Without the budget being spent on over-blown but underused sets and plastic laser rifles For Your Eyes Only is a much better looking film over all, featuring a range of scenic locations and some tightly shot action chases. Each of the areas that the mission takes Bond is used well and imaginatively, with everything being used to propel the story instead of being based around some loosely defined gimmick.
After a pretty generic introductory sequence in which Bond gets given a new mission to pursue the ATAC. To begin with he heads after the Cuban assassin responsible for the hit of the marine archeologists who were searching for it already. He gets beaten to the punch by the archeologist’s daughter, Melina, who puts a crossbow bolt in the assassins side. When Bond’s Lotus blows itself up to deter a thief (for some reason) they take Melina’s Citroen, leading to one of the most memorable chase scenes in the sequence. Less about gadgets and more about good film-making it’s a surprisingly thrilling even by today’s standards.
This sets a standard for the action throughout the film with ski chases and a brutal murder via dune buggy on the beach involving the (at the time) newly wed Mrs. Pierce Brosnan. The culmination of this is a nail-biting climb up a sheer cliff face to raid a monastery at the top.

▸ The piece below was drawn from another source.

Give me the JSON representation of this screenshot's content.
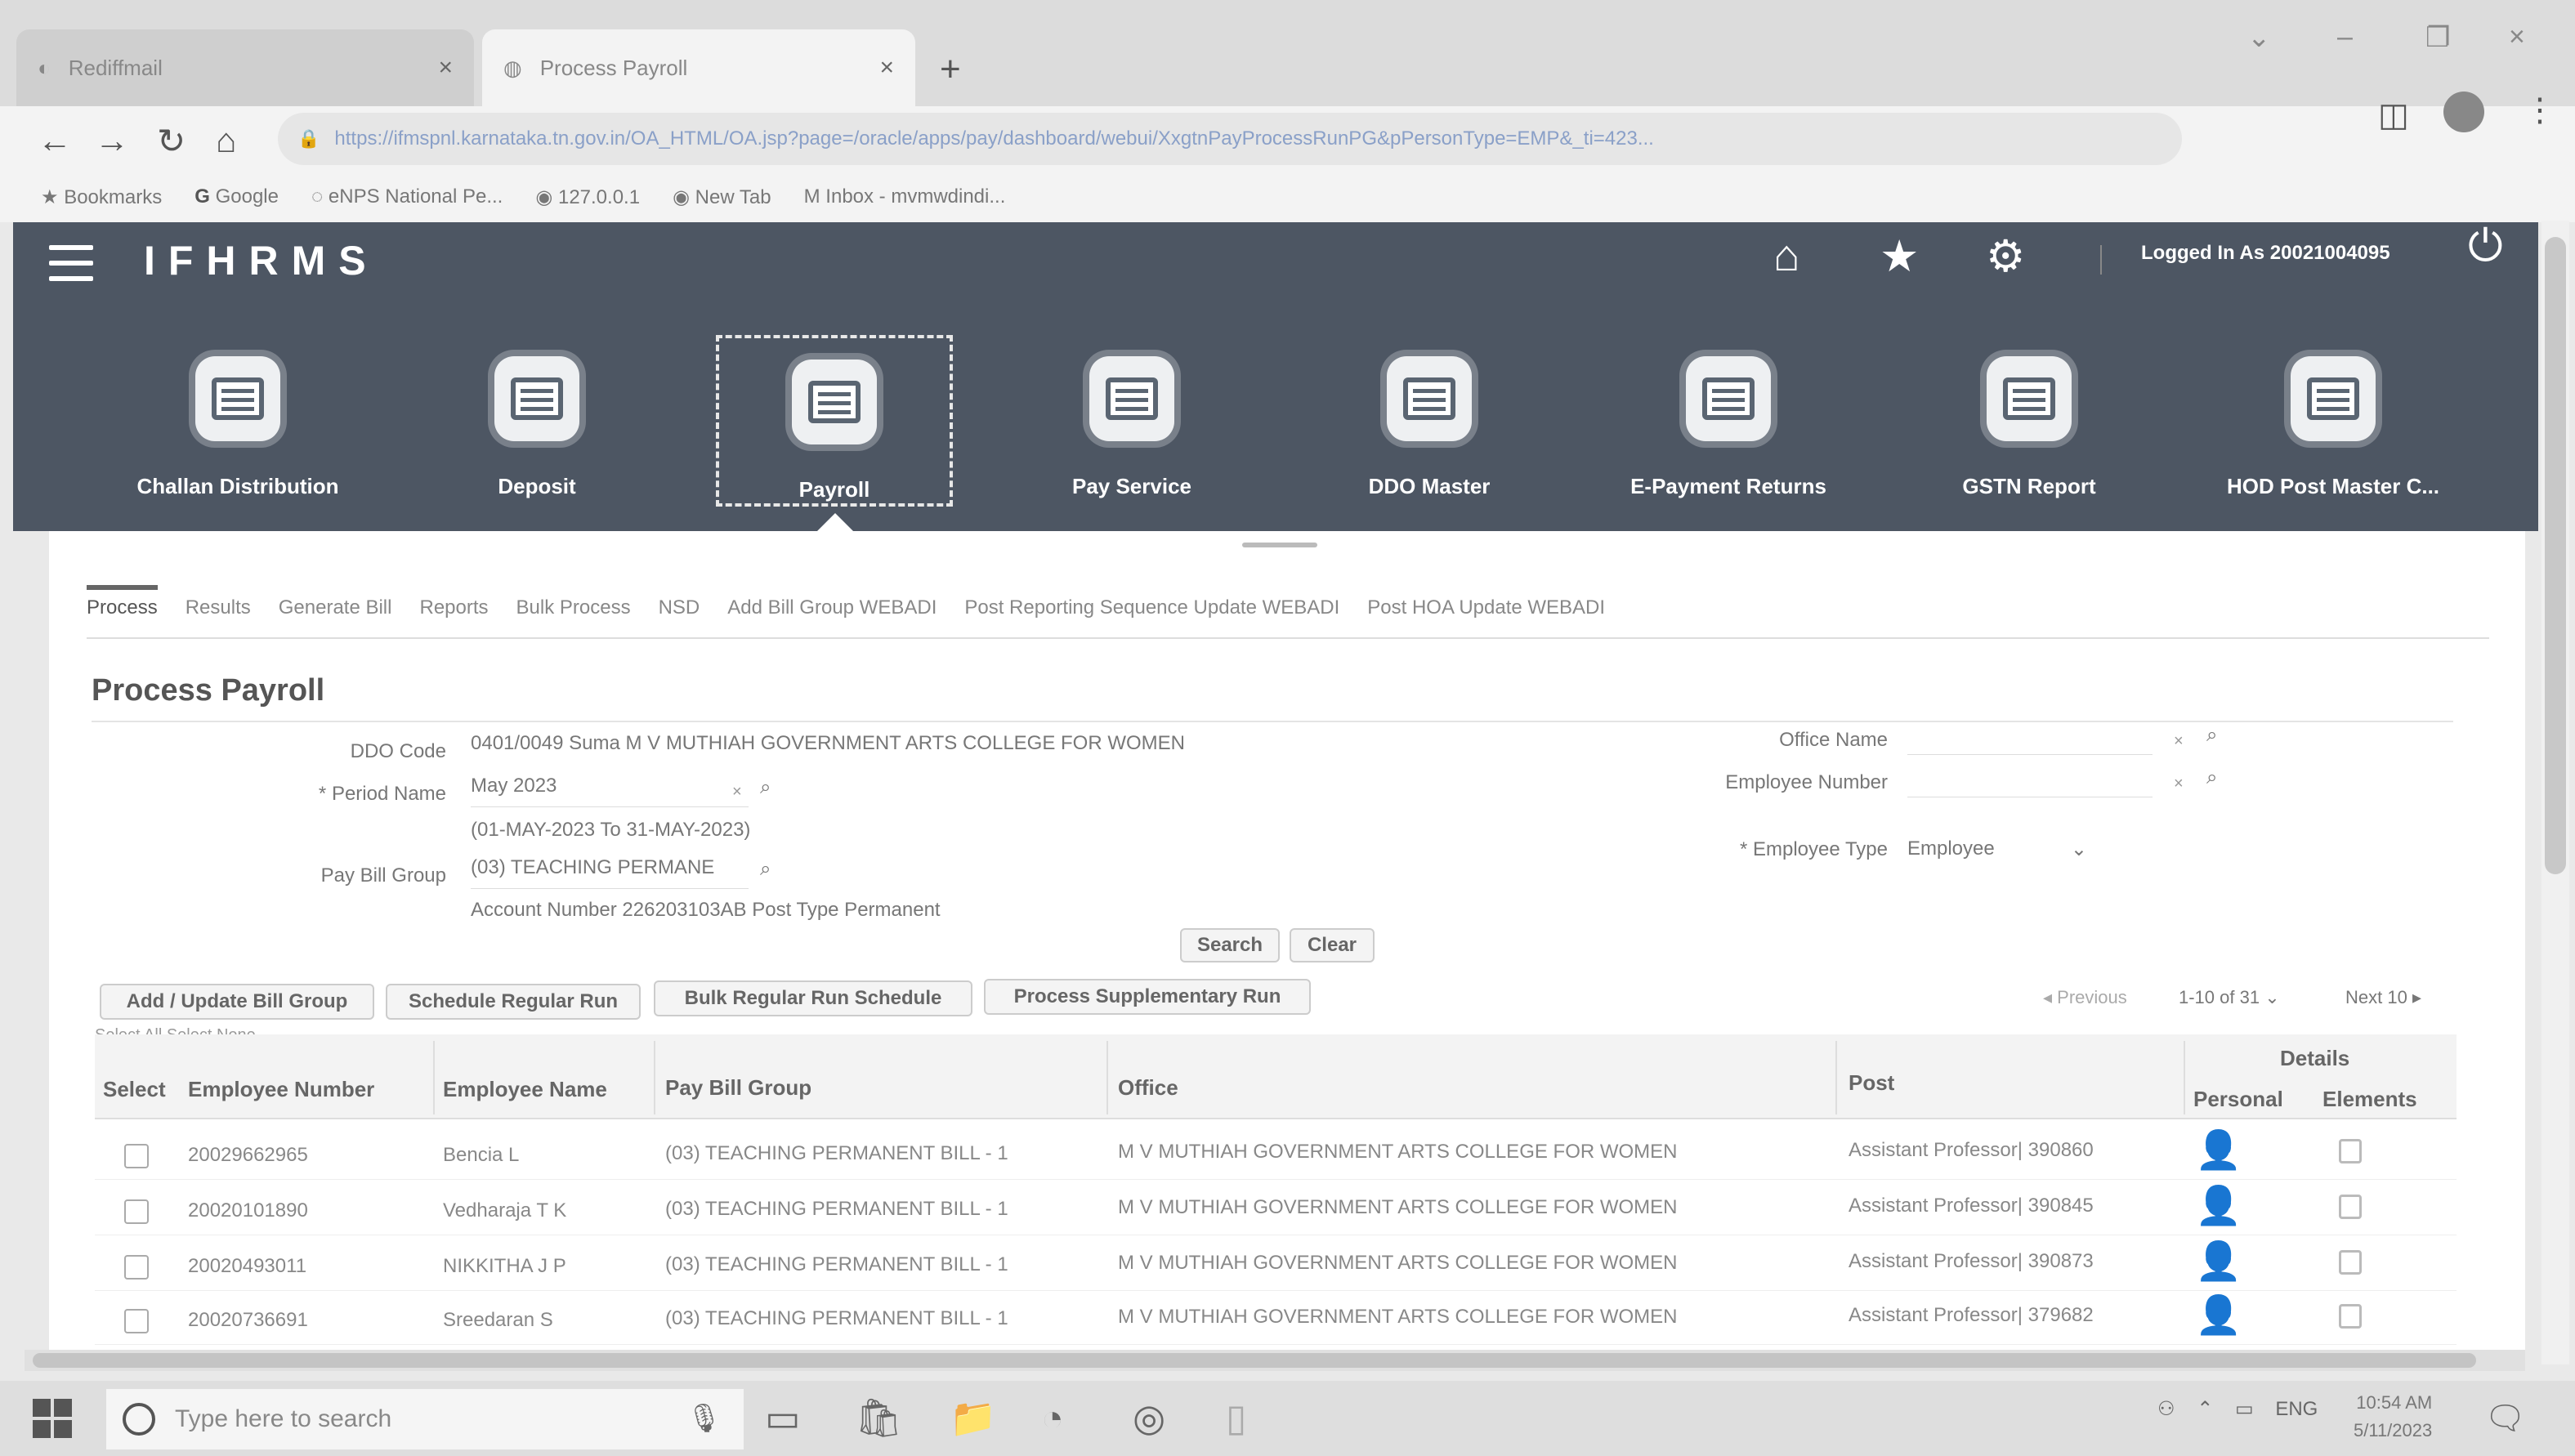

Moving away from the cartoonish villains that James Bond fans were getting bored with we find Bond caught between two factions – a shipping magnate turned informant and a Greek gang leader. Whilst everything appears pretty cut and dry for the bulk of the film Bond soon finds himself having been played by who he thought was an ally and must take a different side prior to the finale. This focus on character and story is very, very welcome at this point of the series.
The same applies to Melina Havelock, who is one of the best developed female characters in the series. In the previous two movies the women Bond meet throw themselves at him out of some contractual obligation. Melina is more than capable of looking after herself in a rough situation without falling back on generic ‘tough chick’ stereotypes and, surprisingly, doesn’t need to be rescued.
With the series getting stuck in a serious rut during the Moore era of Bond this is a stand out entry. It does feel a little dry, and characters like Bibi are pointless, but it’s still a franchise saver.